2 minute read

A few opinion pieces about the worries about #IntelligenceExplosion or the Singularity have been floating around in the social media circles of AI/ML researchers recently, so I’m going to try to create a series of posts of my response to them when I get time.

The first one I came across is “The Impossibility of an Intelligence Explosion” by François Chollet. This is a great article. He puts it quite simply some ideas I have had before and some I have not. He points out that there is something missing in the very logical and enticing idea of a singularity, an intelligence explosion. In essence, it underestimates the importance of the tools we use to think.
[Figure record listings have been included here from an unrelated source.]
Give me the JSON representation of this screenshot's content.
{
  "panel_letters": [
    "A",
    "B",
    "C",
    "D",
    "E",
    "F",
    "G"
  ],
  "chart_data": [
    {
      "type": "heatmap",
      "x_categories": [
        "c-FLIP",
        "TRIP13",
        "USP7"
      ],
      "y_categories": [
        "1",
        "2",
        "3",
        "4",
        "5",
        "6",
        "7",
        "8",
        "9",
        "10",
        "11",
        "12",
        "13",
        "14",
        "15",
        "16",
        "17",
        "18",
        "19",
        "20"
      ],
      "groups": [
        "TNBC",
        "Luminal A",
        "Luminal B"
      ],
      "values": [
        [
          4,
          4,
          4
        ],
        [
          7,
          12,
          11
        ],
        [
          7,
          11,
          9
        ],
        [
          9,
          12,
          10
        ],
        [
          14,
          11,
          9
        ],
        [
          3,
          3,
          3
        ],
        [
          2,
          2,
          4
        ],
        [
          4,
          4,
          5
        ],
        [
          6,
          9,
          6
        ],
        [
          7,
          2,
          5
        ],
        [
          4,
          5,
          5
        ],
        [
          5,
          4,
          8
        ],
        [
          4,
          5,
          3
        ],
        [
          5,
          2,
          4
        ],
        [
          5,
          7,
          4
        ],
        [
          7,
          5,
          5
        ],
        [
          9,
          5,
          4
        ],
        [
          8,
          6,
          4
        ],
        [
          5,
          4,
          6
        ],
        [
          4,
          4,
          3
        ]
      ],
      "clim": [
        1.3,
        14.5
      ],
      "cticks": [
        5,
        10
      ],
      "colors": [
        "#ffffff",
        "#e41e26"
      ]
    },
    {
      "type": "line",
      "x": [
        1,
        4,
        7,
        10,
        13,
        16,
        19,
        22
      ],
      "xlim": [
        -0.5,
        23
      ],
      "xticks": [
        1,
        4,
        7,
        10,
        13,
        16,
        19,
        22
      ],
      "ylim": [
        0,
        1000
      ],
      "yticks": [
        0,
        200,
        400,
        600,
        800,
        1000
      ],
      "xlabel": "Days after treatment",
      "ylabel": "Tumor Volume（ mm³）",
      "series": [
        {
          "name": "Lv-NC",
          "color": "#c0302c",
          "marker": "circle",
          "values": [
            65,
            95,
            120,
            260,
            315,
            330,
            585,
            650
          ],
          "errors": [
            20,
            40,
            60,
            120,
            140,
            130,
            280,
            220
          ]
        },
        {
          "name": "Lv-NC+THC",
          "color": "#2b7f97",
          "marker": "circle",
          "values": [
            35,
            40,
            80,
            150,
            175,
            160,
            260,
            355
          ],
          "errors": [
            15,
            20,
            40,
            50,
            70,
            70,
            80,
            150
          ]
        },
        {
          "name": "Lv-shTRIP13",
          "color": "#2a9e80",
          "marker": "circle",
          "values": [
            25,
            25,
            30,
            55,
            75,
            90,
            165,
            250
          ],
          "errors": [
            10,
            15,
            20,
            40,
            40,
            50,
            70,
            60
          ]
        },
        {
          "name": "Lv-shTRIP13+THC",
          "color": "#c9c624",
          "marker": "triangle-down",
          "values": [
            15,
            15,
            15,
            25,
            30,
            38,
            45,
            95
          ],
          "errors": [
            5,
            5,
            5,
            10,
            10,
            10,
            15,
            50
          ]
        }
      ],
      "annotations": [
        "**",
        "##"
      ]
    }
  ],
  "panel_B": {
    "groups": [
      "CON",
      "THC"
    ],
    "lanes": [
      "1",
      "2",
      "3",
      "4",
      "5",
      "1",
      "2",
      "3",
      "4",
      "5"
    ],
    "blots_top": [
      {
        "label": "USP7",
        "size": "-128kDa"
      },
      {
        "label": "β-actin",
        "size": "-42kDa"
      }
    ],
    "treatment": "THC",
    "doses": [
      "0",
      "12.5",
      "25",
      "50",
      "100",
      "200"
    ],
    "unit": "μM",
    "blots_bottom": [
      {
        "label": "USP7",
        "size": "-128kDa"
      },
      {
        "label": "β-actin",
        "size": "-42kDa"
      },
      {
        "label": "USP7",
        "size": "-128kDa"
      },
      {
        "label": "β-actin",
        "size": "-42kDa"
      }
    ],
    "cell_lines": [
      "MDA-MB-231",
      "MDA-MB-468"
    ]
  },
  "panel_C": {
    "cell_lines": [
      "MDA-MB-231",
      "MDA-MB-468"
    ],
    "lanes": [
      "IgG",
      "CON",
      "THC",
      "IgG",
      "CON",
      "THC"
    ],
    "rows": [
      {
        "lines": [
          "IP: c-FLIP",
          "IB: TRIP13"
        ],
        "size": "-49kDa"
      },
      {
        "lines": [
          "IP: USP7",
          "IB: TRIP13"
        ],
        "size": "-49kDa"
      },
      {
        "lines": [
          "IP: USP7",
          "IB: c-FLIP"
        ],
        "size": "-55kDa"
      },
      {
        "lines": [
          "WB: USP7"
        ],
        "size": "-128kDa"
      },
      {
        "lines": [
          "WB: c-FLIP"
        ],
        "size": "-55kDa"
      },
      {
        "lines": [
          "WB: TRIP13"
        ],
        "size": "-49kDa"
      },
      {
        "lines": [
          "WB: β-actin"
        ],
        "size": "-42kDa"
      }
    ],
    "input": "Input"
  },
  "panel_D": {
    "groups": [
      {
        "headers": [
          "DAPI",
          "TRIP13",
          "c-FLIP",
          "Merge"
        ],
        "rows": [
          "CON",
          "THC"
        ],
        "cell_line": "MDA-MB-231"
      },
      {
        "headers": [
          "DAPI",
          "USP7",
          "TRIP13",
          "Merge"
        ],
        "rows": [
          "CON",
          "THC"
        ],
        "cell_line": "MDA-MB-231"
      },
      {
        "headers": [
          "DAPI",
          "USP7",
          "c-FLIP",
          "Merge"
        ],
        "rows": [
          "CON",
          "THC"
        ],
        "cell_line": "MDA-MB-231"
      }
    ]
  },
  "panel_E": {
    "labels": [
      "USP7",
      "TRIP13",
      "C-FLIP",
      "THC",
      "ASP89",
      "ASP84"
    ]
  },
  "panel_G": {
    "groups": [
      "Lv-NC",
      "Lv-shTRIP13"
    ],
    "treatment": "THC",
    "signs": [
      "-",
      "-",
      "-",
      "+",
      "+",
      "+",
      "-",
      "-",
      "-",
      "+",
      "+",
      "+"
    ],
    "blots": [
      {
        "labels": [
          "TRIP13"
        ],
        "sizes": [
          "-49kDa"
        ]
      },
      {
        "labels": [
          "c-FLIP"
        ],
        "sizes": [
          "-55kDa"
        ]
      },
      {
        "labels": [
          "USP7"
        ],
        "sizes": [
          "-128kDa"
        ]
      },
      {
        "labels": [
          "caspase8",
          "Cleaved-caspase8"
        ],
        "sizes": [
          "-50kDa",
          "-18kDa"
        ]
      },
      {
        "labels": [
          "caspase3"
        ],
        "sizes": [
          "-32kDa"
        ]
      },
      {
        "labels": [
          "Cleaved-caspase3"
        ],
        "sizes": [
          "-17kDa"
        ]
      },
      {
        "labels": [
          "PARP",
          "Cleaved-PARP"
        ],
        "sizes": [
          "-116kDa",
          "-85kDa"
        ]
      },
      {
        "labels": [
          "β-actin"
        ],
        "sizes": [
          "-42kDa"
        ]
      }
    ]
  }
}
This is a fascinating idea to think about, that the reason we can be so smart is because we offload some mental tasks to external tools. We think of this in a futuristic way as a chip in your brain or a phone in your pocket but it has always been there. Francois reminds us that language itself is such a intelligence boosting tool.

Rules of Behaviour

As I made my way through the rush hour subway in Toronto last week it struck me that etiquette and social rules of behaviour are another such tool. We can all move around in this crowded world only because we have rules that tell us to give me people their space, not talk to strangers unnecessarily, don’t push or shove, let people exit the subway before entering. We’d get by without these rules but the more there are the more efficient the entire system of our society becomes. We are pieces of that machine, with our own goals and aspirations and tasks so it benefits us for the system to be successful and efficient.

Whose Aspirations Though?

Of course, another way to look at it is that our goals and aspirations are largely, or almost entirely, set by that society machine we live in. Or at least, the options for what goals and aspirations we can imagine can be achieved are bounded by that society. This is well known, but it’s implications for AI are not regularly discussed. Most AI researchers do not spend much time defining intelligence because that isn’t what our job or our goals are about. We are not trying to build an ‘intelligent system’ to maximize some external concept of intelligence. We are trying to build a system to automate driving a car under difficult conditions, to understand human language, to detect anomalies in an industrial process, or to make decision making by humans easier when faced with massive amounts and data. AI research is driven by solving problems that are known to be very hard but somewhat solvable since humans or other intelligent creatures solve them every day. We don’t just these systems by how ‘intelligent’ they are, we judge by how well they solve particular problems.